Comment The lucid ramblings and art synthesized by ChatGPT or Stable Diffusion have captured imaginations and prompted no shortage of controversy over the role generative AI will play in our futures.
As we’ve seen with CNET and Buzzfeed, executives are no less dazzled by AI’s creative potential to replace workers with profits. But one of things that’s often missed in these conversations is the need to retrain these models regularly or risk them aging into irrelevance, particularly in rapidly evolving environments like the news.
ChatGPT, Stable Diffusion, Dall-E-2 and the majority of generative AI today are trained on large datasets and then made available as proof of concepts or exported as a pre-trained model.
Let’s take Stable Diffusion as an example as it offers a glimpse at just how misleading the scope these models can be. Like Dall-E-2 Stable Diffusion is multi-modal. It’s made up of a collection of models that work together to turn your works into a visual representation.
But where Stable Diffusion stands out is that its pre-trained model can fit into just 4GB of Nvidia vRAM without sending the CPU into overdrive trying to churn data. This means you can run it at home on a decently powerful laptop or desktop so long as you’ve got a dedicated GPU with enough memory. The ability to run models at home has opened the eyes of many of the potential for generative AI, but while fun, pre-trained models also have a finite shelf life.
Imagine if you exposed a child to everything the world has to offer. For 18 years they absorb all the knowledge they can, but on the first day of their adult life they’re locked away in a cave and isolated from the world. Now imagine you provided that person with art supplies and asked them to draw, paint, and render images based on your prompts.
At first the images would be relatively accurate, but with each passing day isolation puts them at a greater disadvantage. As the prompts increasingly venture into unfamiliar territory, the art steadily becomes less accurate.
A pre-trained AI model isn’t much different. It’s blind to the world from the point its training is complete. This is why for generative AI to be truly useful it’s going to need to be retrained repeatedly. And herein lies the problem: while these AI models all seem magical, training them even once remains an exceptionally expensive proposition.
This makes private school look like a bargain
Calculating the cost of training is a tricky thing because there are so many variables at play. But for the purposes of this piece, we’re going to take a look at floating point accuracy, model size, and training time to help put it all in perspective.
Most AI training today is done on GPUs each with a relatively small amount of fast memory onboard. Nvidia’s A100 and H100 GPUs both sport 80GB of HBM memory, while AMD and Intel’s GPUs are now pushing 128GB. While there are other architectures out there with different memory topologies, we’re going to stick to Nvidia’s A100 because the hardware is well supported, widely available in both on-prem and cloud environments and has been running AI workloads for years at this point.
Floating point accuracy is one of the biggest factors, as it plays both into training time and how much memory the model will need. The latter also dictates how much compute is required, as each accelerator only has so much memory.

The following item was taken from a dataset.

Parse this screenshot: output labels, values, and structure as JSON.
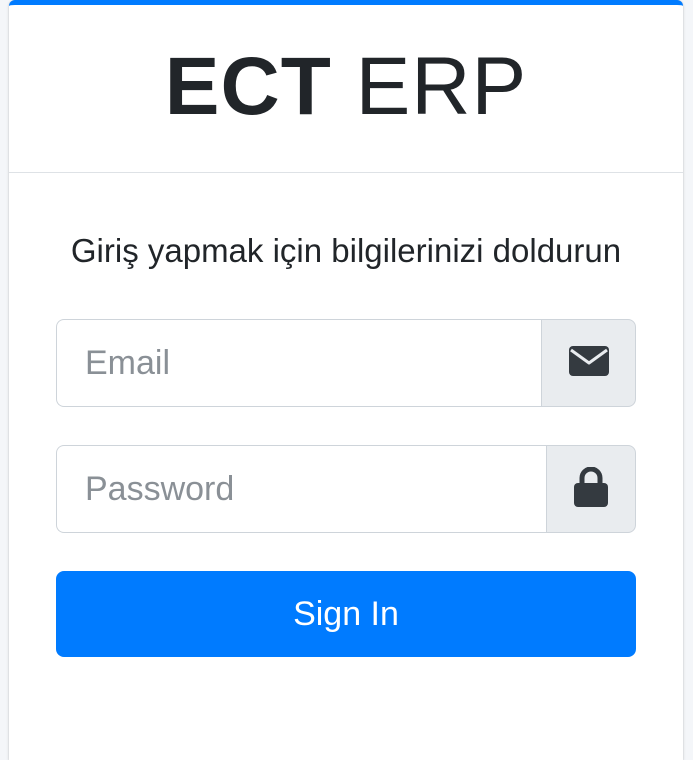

Training time itself is harder to quantify because it’ll vary depending on compute density, the quantity of accelerators, the size of the dataset, the number of parameters at play and any number of other related variables.
Most models today are trained using FP32, FP16, or Bfloat16, though many industry players are now pushing FP8 calculations. As you drop down the scale, accuracy is traded for greater performance and the models tend to get smaller too. For this reason, it’s not uncommon for models to use mixed precision, which essentially involves using lower accuracy calculations for some parameters and higher accuracy for others, usually to optimize performance.
So just how big are these models? Well, with ChatGPT generating no shortage of controversy as of late, let’s take a look at GPT-3 on which the divisive AI model is based. At 175 billion parameters GPT-3, unveiled in mid 2020, was trained on a massive cluster of Nvidia V100 GPUs on a dataset of roughly 2TBs.
From what we understand, GPT-3 was trained using FP32 precision, which means four bytes per parameter. That works out to about 700GB of vRAM required just to fit the model. Today, that’d require about ten 80GB Nvidia A100s, but unless you want to wait years for it to train, you’re gonna want a few more chunks of big iron.
Engineers at Nvidia, working alongside scientists at Stanford University and Microsoft Research, estimated in a 2021 paper that it’d take 1,024 A100s 34 days to train GPT-3 on a 1.2TB dataset. To put that in perspective, that’s the equivalent to 128 AWS p4de.24xlarge instances. At $40.96 per hour apiece, and with 816 hours required to train, that’d run you in the neighborhood of $4.28 million just to train it. Running inferencing on the trained model to ensure smarter performance is another issue entirely.
And that’s just GPT-3. Future models are expected to be an order of magnitude larger, with some speculating that GPT-4 could be as large as a trillion parameters in size. But, since we don’t have any firm details on GPT-4 just yet, we’ll look at another large language model from Nvidia.
Behold the Megatron
Nvidia’s Megatron-Turing NLG language model has 530 billion parameters, making it more than three-times larger than GPT-3. According to Nvidia, it took 2,048 Nvidia A100s running in mixed precision eight weeks to train the model. Going back to our AWS example, now we’re talking about just over $14 million to train it once. It doesn’t take much of an imagination to see why retraining every week on an incrementally larger dataset could get expensive in a hurry.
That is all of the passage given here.